Dalle poche informazioni in nostro possesso possiamo, dunque, concludere che ci si trovava in presenza di un caso in cui il pieno rispetto delle regole tecniche sul documento informatico avrebbe imposto l'indicazione dell'impronta informatica della copia per immagine notificata dall'opponente (in questo caso l'attestazione di conformità era situata in relata di notifica, ovvero in documento separato).

A fronte di tale ricostruzione, le risposte date dalla giurisprudenza in commento in ordine agli ipotetici vizi che potrebbero discendere dal mancato rispetto dei requisiti previsti dal d.P.C.M. 13 novembre 2014, sono nette e ben condivisibili.

Viene infatti sposata la linea tracciata dalle Sezioni Unite della Corte di Cassazione in forza della quale si nega la possibilità di giungere a pronunce di nullità laddove la violazione delle norme sia fine a sé stessa e non cagioni alcuna lesione ai diritti di difesa delle parti.

Non a caso la decisione in commento richiama espressamente il passo in cui la Suprema Corte afferma che «La denuncia di vizi fondati sulla pretesa violazione di norme di rito non tutela l'interesse all'astratta regolarità del processo, ma garantisce solo l'eliminazione del pregiudizio subito dal diritto di difesa della parte in conseguenza della denunciata violazione. Ne consegue che è inammissibile l'eccezione con la quale si lamenti un mero vizio procedimentale, senza prospettare anche le ragioni per le quali l'erronea applicazione della regola processuale abbia comportato, per la parte, una lesione del diritto di difesa o possa comportare altro pregiudizio per la decisione finale della Corte» (Cass., S.U., 18 aprile 2016, n. 7665).

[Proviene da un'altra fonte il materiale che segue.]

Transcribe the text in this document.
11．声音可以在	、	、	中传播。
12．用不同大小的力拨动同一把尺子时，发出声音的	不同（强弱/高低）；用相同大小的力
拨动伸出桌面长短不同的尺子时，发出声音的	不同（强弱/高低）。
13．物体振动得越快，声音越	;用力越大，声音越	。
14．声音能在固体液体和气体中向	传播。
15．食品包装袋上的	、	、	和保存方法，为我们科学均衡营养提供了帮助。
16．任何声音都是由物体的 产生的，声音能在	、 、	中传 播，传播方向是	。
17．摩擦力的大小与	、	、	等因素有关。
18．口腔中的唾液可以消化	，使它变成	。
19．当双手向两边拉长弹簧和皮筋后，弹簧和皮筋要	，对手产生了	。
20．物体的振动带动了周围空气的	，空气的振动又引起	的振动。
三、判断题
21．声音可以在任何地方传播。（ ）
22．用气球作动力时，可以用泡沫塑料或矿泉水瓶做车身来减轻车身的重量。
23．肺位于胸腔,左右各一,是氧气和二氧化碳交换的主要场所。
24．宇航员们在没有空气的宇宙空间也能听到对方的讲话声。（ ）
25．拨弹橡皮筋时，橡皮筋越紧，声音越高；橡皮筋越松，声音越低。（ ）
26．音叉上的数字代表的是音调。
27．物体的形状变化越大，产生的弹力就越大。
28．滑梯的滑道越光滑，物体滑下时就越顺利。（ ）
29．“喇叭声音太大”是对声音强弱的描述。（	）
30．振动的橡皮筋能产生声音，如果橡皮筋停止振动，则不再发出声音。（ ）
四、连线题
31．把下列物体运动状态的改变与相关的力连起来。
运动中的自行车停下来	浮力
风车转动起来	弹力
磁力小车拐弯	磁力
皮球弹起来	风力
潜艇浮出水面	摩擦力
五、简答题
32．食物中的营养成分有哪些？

Viene così condivisa la linea interpretativa, ormai largamente dominante in giurisprudenza, che teorizza la non accoglibilità di eccezioni con le quali si lamenti un mero vizio procedimentale senza prospettare anche le ragioni per le quali l'erronea applicazione della regola processuale abbia comportato, per la parte, una lesione del diritto di difesa e possa comportare altro pregiudizio per la decisione finale.

In tal senso si sono peraltro espresse anche la Corte d'Appello di Cagliari con sentenza n. 15 luglio 2016, n. 553 e la Corte d'Appello di Milano, la quale ha recentemente constatato come appaia eccessivamente formalistica una lettura della legge n. 53/1994 in forza della quale la violazione di qualsivoglia delle norme che disciplinano la notifica telematica comporti senz'altro la nullità dell'atto processuale, e non possa risolversi in una mera irregolarità, pur quando non risulti leso alcun diritto di difesa del destinatario dell'atto notificato (in tal senso v. App. Milano, 21 luglio 2016, n. 3083).

In conclusione, non si può che concordare con l'approccio del tribunale meneghino che, avendo come corretto orizzonte l'art. 156 c.p.c. e il raggiungimento dello scopo dell'atto, non ha potuto fare a meno di ammonire circa il fatto che le eccezioni di stampo esclusivamente formalistico non possono trovare accoglimento laddove non cagionino alcuna lesione del diritto di difesa.